Messa solenne, la sera di giovedì 27 settembre a Moscazzano, con la presenza del vescovo monsignor Daniele Gianotti. Significativa la ricorrenza: il secondo centenario della consacrazione della parrocchiale, dedicata a San Pietro Apostolo. A 200 anni esatti da quel 27 settembre del 1818, giorno in cui l’allora vescovo Tommaso Ronna consacrò la chiesa, i moscazzanesi hanno ricordato l’evento insieme a un altro Vescovo che guida, in questo nostro tempo, la diocesi cremasca.
Monsignor Gianotti ha presieduto la celebrazione affiancato dal parroco don Osvaldo Erosi, da don Natale Grassi Scalvini (originario di Moscazzano) e da don Emilio Luppo, liturgista e parroco della vicina Montodine.
All’inizio della Messa – animata nel canto dal Coro Armonia diretto da Luca Tommaseo – don Erosi ha dato il benvenuto a tutti ripercorrendo brevemente la storia dell’edificio sacro e ponendo l’accento su un concetto che mai va dimenticato: “La Chiesa siamo noi, ‘pietre vive’ chiamate a testimoniare con la vita l’appartenenza a Cristo”.

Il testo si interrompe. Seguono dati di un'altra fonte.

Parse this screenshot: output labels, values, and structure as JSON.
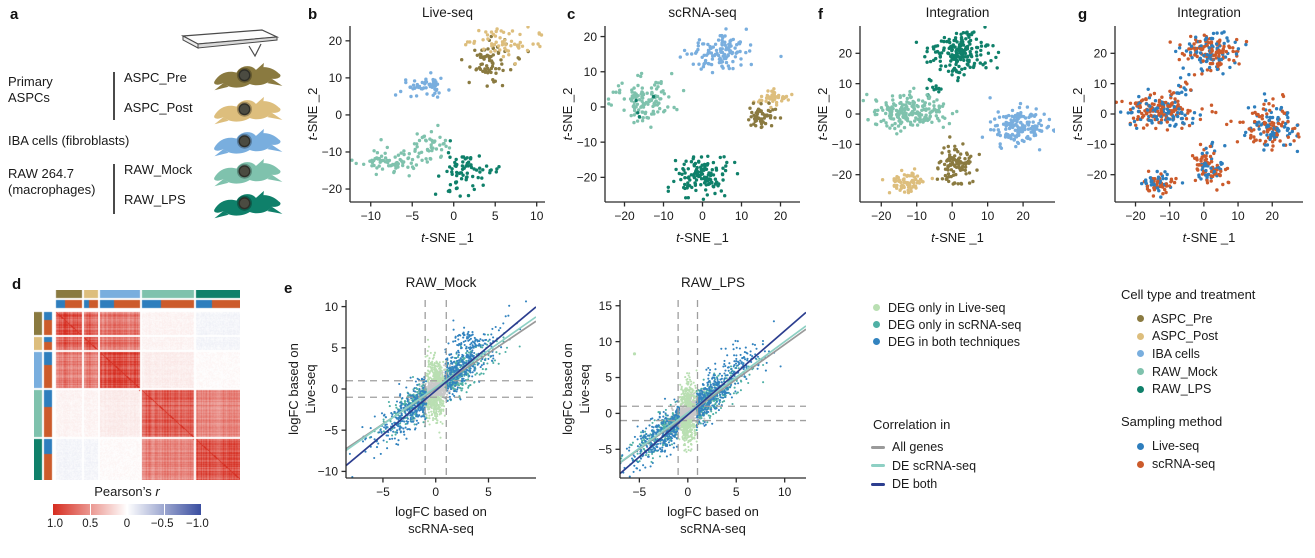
{
  "panels": {
    "a": "a",
    "b": "b",
    "c": "c",
    "d": "d",
    "e": "e",
    "f": "f",
    "g": "g"
  },
  "colors": {
    "ASPC_Pre": "#8a7a40",
    "ASPC_Post": "#ddbe7d",
    "IBA": "#79aede",
    "RAW_Mock": "#7fc2ad",
    "RAW_LPS": "#0f806a",
    "live_seq": "#2e7ebd",
    "scrna_seq": "#cc5b2b",
    "deg_live": "#b9dfb2",
    "deg_scrna": "#4fb0a5",
    "deg_both": "#3283bf",
    "pt_gray": "#c8c8c8",
    "line_all": "#9a9a9a",
    "line_de_scrna": "#8ed0c4",
    "line_de_both": "#2c3e8f",
    "heat_pos": "#d62d20",
    "heat_neg": "#3a4ea0",
    "axis": "#2b2b2b",
    "dash": "#9f9f9f"
  },
  "panel_a": {
    "label": "a",
    "groups": [
      {
        "line1": "Primary",
        "line2": "ASPCs",
        "items": [
          {
            "label": "ASPC_Pre",
            "color_key": "ASPC_Pre"
          },
          {
            "label": "ASPC_Post",
            "color_key": "ASPC_Post"
          }
        ]
      },
      {
        "line1": "IBA cells (fibroblasts)",
        "line2": "",
        "items": [
          {
            "label": "",
            "color_key": "IBA"
          }
        ]
      },
      {
        "line1": "RAW 264.7",
        "line2": "(macrophages)",
        "items": [
          {
            "label": "RAW_Mock",
            "color_key": "RAW_Mock"
          },
          {
            "label": "RAW_LPS",
            "color_key": "RAW_LPS"
          }
        ]
      }
    ]
  },
  "legend_deg": {
    "items": [
      {
        "label": "DEG only in Live-seq",
        "color_key": "deg_live"
      },
      {
        "label": "DEG only in scRNA-seq",
        "color_key": "deg_scrna"
      },
      {
        "label": "DEG in both techniques",
        "color_key": "deg_both"
      }
    ]
  },
  "legend_correlation": {
    "title": "Correlation in",
    "items": [
      {
        "label": "All genes",
        "color_key": "line_all"
      },
      {
        "label": "DE scRNA-seq",
        "color_key": "line_de_scrna"
      },
      {
        "label": "DE both",
        "color_key": "line_de_both"
      }
    ]
  },
  "legend_cell_type": {
    "title": "Cell type and treatment",
    "items": [
      {
        "label": "ASPC_Pre",
        "color_key": "ASPC_Pre"
      },
      {
        "label": "ASPC_Post",
        "color_key": "ASPC_Post"
      },
      {
        "label": "IBA cells",
        "color_key": "IBA"
      },
      {
        "label": "RAW_Mock",
        "color_key": "RAW_Mock"
      },
      {
        "label": "RAW_LPS",
        "color_key": "RAW_LPS"
      }
    ]
  },
  "legend_sampling": {
    "title": "Sampling method",
    "items": [
      {
        "label": "Live-seq",
        "color_key": "live_seq"
      },
      {
        "label": "scRNA-seq",
        "color_key": "scrna_seq"
      }
    ]
  },
  "chart_data": [
    {
      "id": "b",
      "type": "scatter",
      "kind": "tsne",
      "title": "Live-seq",
      "xlabel": "t-SNE _1",
      "ylabel": "t-SNE _2",
      "italic_first": true,
      "xlim": [
        -12.5,
        11
      ],
      "xticks": [
        -10,
        -5,
        0,
        5,
        10
      ],
      "ylim": [
        -23.5,
        24
      ],
      "yticks": [
        -20,
        -10,
        0,
        10,
        20
      ],
      "grid": false,
      "legend_position": "none",
      "clusters": [
        {
          "name": "ASPC_Pre",
          "color_key": "ASPC_Pre",
          "n": 70,
          "cx": 4.3,
          "cy": 14.5,
          "sx": 1.5,
          "sy": 2.8
        },
        {
          "name": "ASPC_Post",
          "color_key": "ASPC_Post",
          "n": 60,
          "cx": 6.6,
          "cy": 19,
          "sx": 2.1,
          "sy": 2.1
        },
        {
          "name": "IBA cells",
          "color_key": "IBA",
          "n": 50,
          "cx": -3.3,
          "cy": 7.6,
          "sx": 1.8,
          "sy": 1.5
        },
        {
          "name": "RAW_Mock",
          "color_key": "RAW_Mock",
          "n": 75,
          "cx": -7.5,
          "cy": -12.3,
          "sx": 2.2,
          "sy": 1.9
        },
        {
          "name": "RAW_Mock",
          "color_key": "RAW_Mock",
          "n": 40,
          "cx": -2.6,
          "cy": -7.8,
          "sx": 1.4,
          "sy": 2.2
        },
        {
          "name": "RAW_LPS",
          "color_key": "RAW_LPS",
          "n": 65,
          "cx": 0.8,
          "cy": -15.5,
          "sx": 1.2,
          "sy": 3.4
        },
        {
          "name": "RAW_LPS",
          "color_key": "RAW_LPS",
          "n": 10,
          "cx": 3.6,
          "cy": -14.6,
          "sx": 1.3,
          "sy": 0.5
        }
      ]
    },
    {
      "id": "c",
      "type": "scatter",
      "kind": "tsne",
      "title": "scRNA-seq",
      "xlabel": "t-SNE _1",
      "ylabel": "t-SNE _2",
      "italic_first": true,
      "xlim": [
        -25,
        25
      ],
      "xticks": [
        -20,
        -10,
        0,
        10,
        20
      ],
      "ylim": [
        -27,
        23
      ],
      "yticks": [
        -20,
        -10,
        0,
        10,
        20
      ],
      "grid": false,
      "legend_position": "none",
      "clusters": [
        {
          "name": "IBA cells",
          "color_key": "IBA",
          "n": 120,
          "cx": 4,
          "cy": 15.5,
          "sx": 4.0,
          "sy": 2.4
        },
        {
          "name": "RAW_Mock",
          "color_key": "RAW_Mock",
          "n": 120,
          "cx": -15,
          "cy": 1.5,
          "sx": 3.4,
          "sy": 3.0
        },
        {
          "name": "RAW_LPS",
          "color_key": "RAW_LPS",
          "n": 4,
          "cx": -16,
          "cy": 0.5,
          "sx": 2.0,
          "sy": 2.5
        },
        {
          "name": "ASPC_Post",
          "color_key": "ASPC_Post",
          "n": 45,
          "cx": 18.2,
          "cy": 2.6,
          "sx": 2.0,
          "sy": 1.0
        },
        {
          "name": "ASPC_Pre",
          "color_key": "ASPC_Pre",
          "n": 55,
          "cx": 15.2,
          "cy": -2.2,
          "sx": 2.0,
          "sy": 1.7
        },
        {
          "name": "RAW_LPS",
          "color_key": "RAW_LPS",
          "n": 125,
          "cx": 0,
          "cy": -19.5,
          "sx": 3.3,
          "sy": 2.8
        }
      ]
    },
    {
      "id": "f",
      "type": "scatter",
      "kind": "tsne",
      "title": "Integration",
      "xlabel": "t-SNE _1",
      "ylabel": "t-SNE _2",
      "italic_first": true,
      "xlim": [
        -26,
        29
      ],
      "xticks": [
        -20,
        -10,
        0,
        10,
        20
      ],
      "ylim": [
        -29,
        29
      ],
      "yticks": [
        -20,
        -10,
        0,
        10,
        20
      ],
      "grid": false,
      "legend_position": "none",
      "clusters": [
        {
          "name": "RAW_LPS",
          "color_key": "RAW_LPS",
          "n": 180,
          "cx": 2,
          "cy": 20.5,
          "sx": 4.2,
          "sy": 3.2
        },
        {
          "name": "RAW_LPS",
          "color_key": "RAW_LPS",
          "n": 12,
          "cx": -5,
          "cy": 9.5,
          "sx": 1.0,
          "sy": 1.5
        },
        {
          "name": "RAW_Mock",
          "color_key": "RAW_Mock",
          "n": 210,
          "cx": -12.5,
          "cy": 0.8,
          "sx": 5.3,
          "sy": 2.7
        },
        {
          "name": "IBA cells",
          "color_key": "IBA",
          "n": 160,
          "cx": 19.5,
          "cy": -4,
          "sx": 4.2,
          "sy": 3.4
        },
        {
          "name": "ASPC_Pre",
          "color_key": "ASPC_Pre",
          "n": 100,
          "cx": 1.2,
          "cy": -17.5,
          "sx": 2.5,
          "sy": 3.1
        },
        {
          "name": "ASPC_Post",
          "color_key": "ASPC_Post",
          "n": 70,
          "cx": -13,
          "cy": -22.5,
          "sx": 2.5,
          "sy": 1.6
        }
      ]
    },
    {
      "id": "g",
      "type": "scatter",
      "kind": "tsne",
      "title": "Integration",
      "xlabel": "t-SNE _1",
      "ylabel": "t-SNE _2",
      "italic_first": true,
      "xlim": [
        -26,
        29
      ],
      "xticks": [
        -20,
        -10,
        0,
        10,
        20
      ],
      "ylim": [
        -29,
        29
      ],
      "yticks": [
        -20,
        -10,
        0,
        10,
        20
      ],
      "grid": false,
      "legend_position": "none",
      "mix_colors": [
        "live_seq",
        "scrna_seq"
      ],
      "mix_ratio": 0.45,
      "clusters": [
        {
          "name": "RAW_LPS",
          "n": 180,
          "cx": 2,
          "cy": 20.5,
          "sx": 4.2,
          "sy": 3.2
        },
        {
          "name": "RAW_LPS",
          "n": 12,
          "cx": -5,
          "cy": 9.5,
          "sx": 1.0,
          "sy": 1.5
        },
        {
          "name": "RAW_Mock",
          "n": 210,
          "cx": -12.5,
          "cy": 0.8,
          "sx": 5.3,
          "sy": 2.7
        },
        {
          "name": "IBA cells",
          "n": 160,
          "cx": 19.5,
          "cy": -4,
          "sx": 4.2,
          "sy": 3.4
        },
        {
          "name": "ASPC_Pre",
          "n": 100,
          "cx": 1.2,
          "cy": -17.5,
          "sx": 2.5,
          "sy": 3.1
        },
        {
          "name": "ASPC_Post",
          "n": 70,
          "cx": -13,
          "cy": -22.5,
          "sx": 2.5,
          "sy": 1.6
        }
      ]
    },
    {
      "id": "e1",
      "type": "scatter",
      "kind": "fc",
      "title": "RAW_Mock",
      "xlabel_lines": [
        "logFC based on",
        "scRNA-seq"
      ],
      "ylabel_lines": [
        "logFC based on",
        "Live-seq"
      ],
      "xlim": [
        -8.5,
        9.5
      ],
      "xticks": [
        -5,
        0,
        5
      ],
      "ylim": [
        -10.8,
        10.8
      ],
      "yticks": [
        -10,
        -5,
        0,
        5,
        10
      ],
      "vlines": [
        -1,
        1
      ],
      "hlines": [
        -1,
        1
      ],
      "grid": false,
      "legend_position": "none",
      "lines": [
        {
          "name": "All genes",
          "color_key": "line_all",
          "slope": 0.86,
          "intercept": 0.05
        },
        {
          "name": "DE scRNA-seq",
          "color_key": "line_de_scrna",
          "slope": 0.9,
          "intercept": 0.2
        },
        {
          "name": "DE both",
          "color_key": "line_de_both",
          "slope": 1.07,
          "intercept": -0.2
        }
      ],
      "point_groups": [
        {
          "name": "all genes",
          "color_key": "pt_gray",
          "n": 850,
          "sx": 1.0,
          "slope": 0.8,
          "noise": 0.75
        },
        {
          "name": "DEG only in Live-seq",
          "color_key": "deg_live",
          "n": 380,
          "band": true,
          "ymin": 0.9,
          "ysd": 1.6
        },
        {
          "name": "DEG only in scRNA-seq",
          "color_key": "deg_scrna",
          "n": 480,
          "sx": 2.5,
          "slope": 0.82,
          "noise": 1.1,
          "min_abs_x": 0.9
        },
        {
          "name": "DEG in both techniques",
          "color_key": "deg_both",
          "n": 620,
          "sx": 2.7,
          "slope": 1.05,
          "noise": 1.3,
          "min_abs_x": 0.9
        },
        {
          "name": "DEG in both techniques",
          "color_key": "deg_both",
          "n": 60,
          "cx": 3.0,
          "cy": 6.0,
          "sx": 0.8,
          "sy": 0.8
        }
      ]
    },
    {
      "id": "e2",
      "type": "scatter",
      "kind": "fc",
      "title": "RAW_LPS",
      "xlabel_lines": [
        "logFC based on",
        "scRNA-seq"
      ],
      "ylabel_lines": [
        "logFC based on",
        "Live-seq"
      ],
      "xlim": [
        -7,
        12.2
      ],
      "xticks": [
        -5,
        0,
        5,
        10
      ],
      "ylim": [
        -9,
        15.8
      ],
      "yticks": [
        -5,
        0,
        5,
        10,
        15
      ],
      "vlines": [
        -1,
        1
      ],
      "hlines": [
        -1,
        1
      ],
      "grid": false,
      "legend_position": "none",
      "lines": [
        {
          "name": "All genes",
          "color_key": "line_all",
          "slope": 0.97,
          "intercept": -0.1
        },
        {
          "name": "DE scRNA-seq",
          "color_key": "line_de_scrna",
          "slope": 0.99,
          "intercept": 0.1
        },
        {
          "name": "DE both",
          "color_key": "line_de_both",
          "slope": 1.17,
          "intercept": -0.2
        }
      ],
      "point_groups": [
        {
          "name": "all genes",
          "color_key": "pt_gray",
          "n": 850,
          "sx": 1.0,
          "slope": 0.85,
          "noise": 0.8
        },
        {
          "name": "DEG only in Live-seq",
          "color_key": "deg_live",
          "n": 400,
          "band": true,
          "ymin": 0.9,
          "ysd": 1.9
        },
        {
          "name": "DEG only in scRNA-seq",
          "color_key": "deg_scrna",
          "n": 520,
          "sx": 2.6,
          "slope": 0.9,
          "noise": 1.2,
          "min_abs_x": 0.9
        },
        {
          "name": "DEG in both techniques",
          "color_key": "deg_both",
          "n": 680,
          "sx": 2.9,
          "slope": 1.1,
          "noise": 1.4,
          "min_abs_x": 0.9
        },
        {
          "name": "DEG in both techniques",
          "color_key": "deg_both",
          "n": 50,
          "cx": 6.3,
          "cy": 7.8,
          "sx": 1.2,
          "sy": 1.0
        }
      ],
      "extra_points": [
        {
          "x": -5.5,
          "y": 8.3,
          "color_key": "deg_live"
        }
      ]
    },
    {
      "id": "d",
      "type": "heatmap",
      "title": "",
      "groups": [
        "ASPC_Pre",
        "ASPC_Post",
        "IBA cells",
        "RAW_Mock",
        "RAW_LPS"
      ],
      "group_color_keys": [
        "ASPC_Pre",
        "ASPC_Post",
        "IBA",
        "RAW_Mock",
        "RAW_LPS"
      ],
      "group_fractions": [
        0.145,
        0.08,
        0.225,
        0.295,
        0.255
      ],
      "sampling_colors": [
        "live_seq",
        "scrna_seq"
      ],
      "sampling_fractions": [
        0.36,
        0.64
      ],
      "matrix": [
        [
          0.8,
          0.7,
          0.6,
          0.05,
          -0.05
        ],
        [
          0.7,
          0.78,
          0.6,
          0.05,
          -0.05
        ],
        [
          0.6,
          0.6,
          0.8,
          0.08,
          0.02
        ],
        [
          0.05,
          0.05,
          0.08,
          0.72,
          0.55
        ],
        [
          -0.05,
          -0.05,
          0.02,
          0.55,
          0.78
        ]
      ],
      "colorbar": {
        "title_main": "Pearson’s ",
        "title_italic": "r",
        "min": -1,
        "max": 1,
        "tick_labels": [
          "1.0",
          "0.5",
          "0",
          "−0.5",
          "−1.0"
        ]
      }
    }
  ]
}
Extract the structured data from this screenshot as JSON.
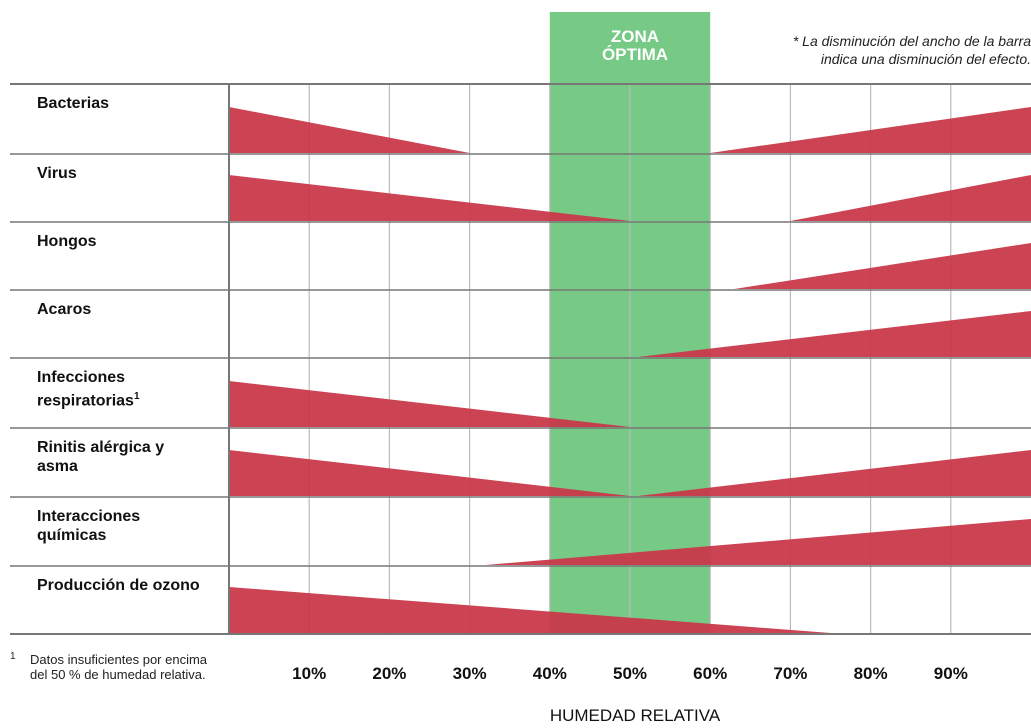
{
  "zone_label_line1": "ZONA",
  "zone_label_line2": "ÓPTIMA",
  "note_line1": "* La disminución del ancho de la barra",
  "note_line2": "indica una disminución del efecto.",
  "footnote_mark": "1",
  "footnote_text": "Datos insuficientes por encima del 50 % de humedad relativa.",
  "colors": {
    "bar": "#c9394a",
    "zone": "#77c986",
    "grid": "#bbbbbb",
    "frame": "#777777"
  },
  "chart_data": {
    "type": "area",
    "xlabel": "HUMEDAD RELATIVA",
    "xlim": [
      0,
      100
    ],
    "optimal_zone": [
      40,
      60
    ],
    "ticks": [
      10,
      20,
      30,
      40,
      50,
      60,
      70,
      80,
      90
    ],
    "tick_labels": [
      "10%",
      "20%",
      "30%",
      "40%",
      "50%",
      "60%",
      "70%",
      "80%",
      "90%"
    ],
    "rows": [
      {
        "label": "Bacterias",
        "low": [
          0,
          30
        ],
        "high": [
          60,
          100
        ]
      },
      {
        "label": "Virus",
        "low": [
          0,
          50
        ],
        "high": [
          70,
          100
        ]
      },
      {
        "label": "Hongos",
        "low": null,
        "high": [
          63,
          100
        ]
      },
      {
        "label": "Acaros",
        "low": null,
        "high": [
          51,
          100
        ]
      },
      {
        "label": "Infecciones respiratorias",
        "label_sup": "1",
        "low": [
          0,
          50
        ],
        "high": null
      },
      {
        "label": "Rinitis alérgica y asma",
        "low": [
          0,
          50
        ],
        "high": [
          51,
          100
        ]
      },
      {
        "label": "Interacciones químicas",
        "low": null,
        "high": [
          32,
          100
        ]
      },
      {
        "label": "Producción de ozono",
        "low": [
          0,
          75
        ],
        "high": null
      }
    ]
  }
}
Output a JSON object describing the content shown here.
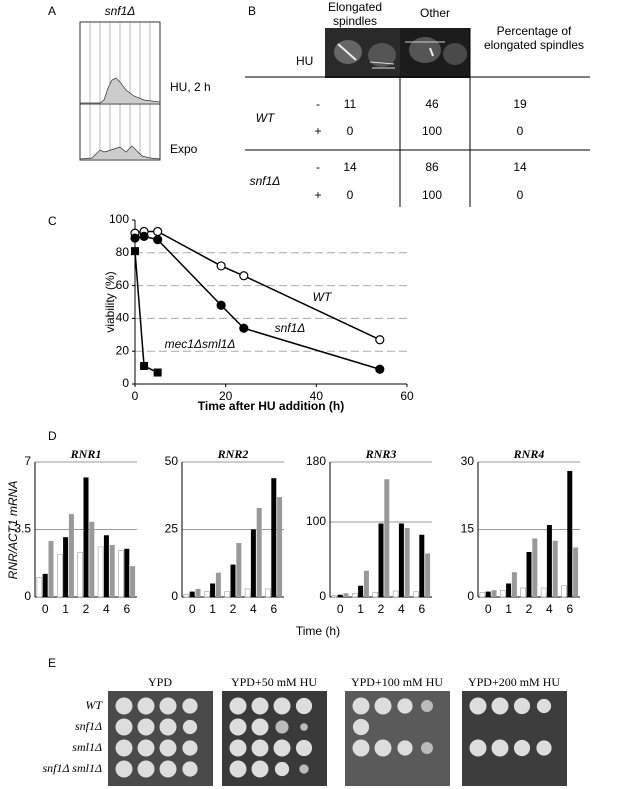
{
  "panels": {
    "a": {
      "label": "A",
      "title": "snf1Δ",
      "rows": [
        "HU, 2 h",
        "Expo"
      ]
    },
    "b": {
      "label": "B",
      "hu_header": "HU",
      "columns": [
        "Elongated spindles",
        "Other",
        "Percentage of elongated spindles"
      ],
      "groups": [
        {
          "strain": "WT",
          "rows": [
            {
              "hu": "-",
              "values": [
                11,
                46,
                19
              ]
            },
            {
              "hu": "+",
              "values": [
                0,
                100,
                0
              ]
            }
          ]
        },
        {
          "strain": "snf1Δ",
          "rows": [
            {
              "hu": "-",
              "values": [
                14,
                86,
                14
              ]
            },
            {
              "hu": "+",
              "values": [
                0,
                100,
                0
              ]
            }
          ]
        }
      ]
    },
    "d": {
      "label": "D",
      "ylabel": "RNR/ACT1 mRNA",
      "xlabel": "Time (h)"
    },
    "e": {
      "label": "E",
      "conditions": [
        "YPD",
        "YPD+50 mM HU",
        "YPD+100 mM HU",
        "YPD+200 mM HU"
      ],
      "strains": [
        "WT",
        "snf1Δ",
        "sml1Δ",
        "snf1Δ sml1Δ"
      ]
    }
  },
  "chart_data": [
    {
      "type": "line",
      "label": "C",
      "xlabel": "Time after HU addition (h)",
      "ylabel": "viability (%)",
      "xlim": [
        0,
        60
      ],
      "xticks": [
        0,
        20,
        40,
        60
      ],
      "ylim": [
        0,
        100
      ],
      "yticks": [
        0,
        20,
        40,
        60,
        80,
        100
      ],
      "grid": true,
      "series": [
        {
          "name": "WT",
          "color": "#000000",
          "marker": "open-circle",
          "x": [
            0,
            2,
            5,
            19,
            24,
            54
          ],
          "values": [
            92,
            93,
            93,
            72,
            66,
            27
          ]
        },
        {
          "name": "snf1Δ",
          "color": "#000000",
          "marker": "circle",
          "x": [
            0,
            2,
            5,
            19,
            24,
            54
          ],
          "values": [
            89,
            90,
            88,
            48,
            34,
            9
          ]
        },
        {
          "name": "mec1Δsml1Δ",
          "color": "#000000",
          "marker": "square",
          "x": [
            0,
            2,
            5
          ],
          "values": [
            81,
            11,
            7
          ]
        }
      ]
    },
    {
      "type": "bar",
      "title": "RNR1",
      "categories": [
        "0",
        "1",
        "2",
        "4",
        "6"
      ],
      "ylim": [
        0,
        7
      ],
      "yticks": [
        0,
        3.5,
        7
      ],
      "grid": true,
      "series": [
        {
          "color": "#ffffff",
          "values": [
            1.0,
            2.2,
            2.3,
            2.6,
            2.4
          ]
        },
        {
          "color": "#000000",
          "values": [
            1.2,
            3.1,
            6.2,
            3.2,
            2.5
          ]
        },
        {
          "color": "#999999",
          "values": [
            2.9,
            4.3,
            3.9,
            2.7,
            1.6
          ]
        }
      ]
    },
    {
      "type": "bar",
      "title": "RNR2",
      "categories": [
        "0",
        "1",
        "2",
        "4",
        "6"
      ],
      "ylim": [
        0,
        50
      ],
      "yticks": [
        0,
        25,
        50
      ],
      "grid": true,
      "series": [
        {
          "color": "#ffffff",
          "values": [
            1,
            2,
            2,
            3,
            3
          ]
        },
        {
          "color": "#000000",
          "values": [
            2,
            5,
            12,
            25,
            44
          ]
        },
        {
          "color": "#999999",
          "values": [
            3,
            9,
            20,
            33,
            37
          ]
        }
      ]
    },
    {
      "type": "bar",
      "title": "RNR3",
      "categories": [
        "0",
        "1",
        "2",
        "4",
        "6"
      ],
      "ylim": [
        0,
        180
      ],
      "yticks": [
        0,
        100,
        180
      ],
      "grid": true,
      "series": [
        {
          "color": "#ffffff",
          "values": [
            2,
            5,
            6,
            8,
            7
          ]
        },
        {
          "color": "#000000",
          "values": [
            3,
            15,
            98,
            98,
            83
          ]
        },
        {
          "color": "#999999",
          "values": [
            5,
            35,
            157,
            92,
            58
          ]
        }
      ]
    },
    {
      "type": "bar",
      "title": "RNR4",
      "categories": [
        "0",
        "1",
        "2",
        "4",
        "6"
      ],
      "ylim": [
        0,
        30
      ],
      "yticks": [
        0,
        15,
        30
      ],
      "grid": true,
      "series": [
        {
          "color": "#ffffff",
          "values": [
            1.0,
            1.5,
            2,
            2,
            2.5
          ]
        },
        {
          "color": "#000000",
          "values": [
            1.2,
            3,
            10,
            16,
            28
          ]
        },
        {
          "color": "#999999",
          "values": [
            1.5,
            5.5,
            13,
            12.5,
            11
          ]
        }
      ]
    }
  ]
}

Anche il vescovo Daniele, nella sua omelia, ha insistito su tale aspetto. Dopo aver accennato al significato del tempio fin dal periodo greco-romano, ha rilevato come per i cristiani “il vero tempio non è un edificio di pietra, ma è l’umanità stessa di Dio che è venuto tra di noi con suo figlio Gesù”. È questa, ha detto monsignor Gianotti, la grande novità che ha cambiato il corso della storia: “La dimora di Dio in mezzo agli uomini è Gesù Cristo. Lui, morto e risorto, continua a essere presente attraverso i suoi discepoli, amici e credenti uniti a Lui. Anche noi, come ‘pietre vive’, formiamo un ‘edificio spirituale’: la comunità dei credenti in Cristo è la presenza di Dio in mezzo agli uomini. La chiesa è dunque la casa della comunità cristiana: ciò che la rende un luogo santo siamo noi, i battezzati”.
Il vescovo Daniele ha quindi messo in guardia dal rischio di impegnarci troppo nel mantenere e restaurare le chiese – opera pur necessaria – dimenticando che “il vero tempio siamo noi”. Da qui l’invito “a ‘restaurare’ costantemente la nostra vita di fede, così da essere testimoni viventi di Cristo. Tutto ha senso se ci ricordiamo che siamo noi che dobbiamo ‘diventare una bella chiesa’. Come ‘pietre vive e splendenti’, stretti a Cristo che è la ‘pietra angolare’, siamo segni viventi di un Dio che vuole ancora dimorare in mezzo all’umanità”.
Al termine della Messa l’intervento del sindaco Gianluca Savoldi, che ha ricordato l’impegno e la passione – 200 anni fa – dei moscazzanesi nel volere e costruire la loro chiesa, “opera importante dal punto di vista religioso, ma anche sociale e d’identità per l’intera comunità”.
Infine, il poeta dialettale Pietro Bombelli ha letto la poesia La nostra bèla Cesa. Poi, il brindisi in oratorio per prolungare la gioiosa ricorrenza.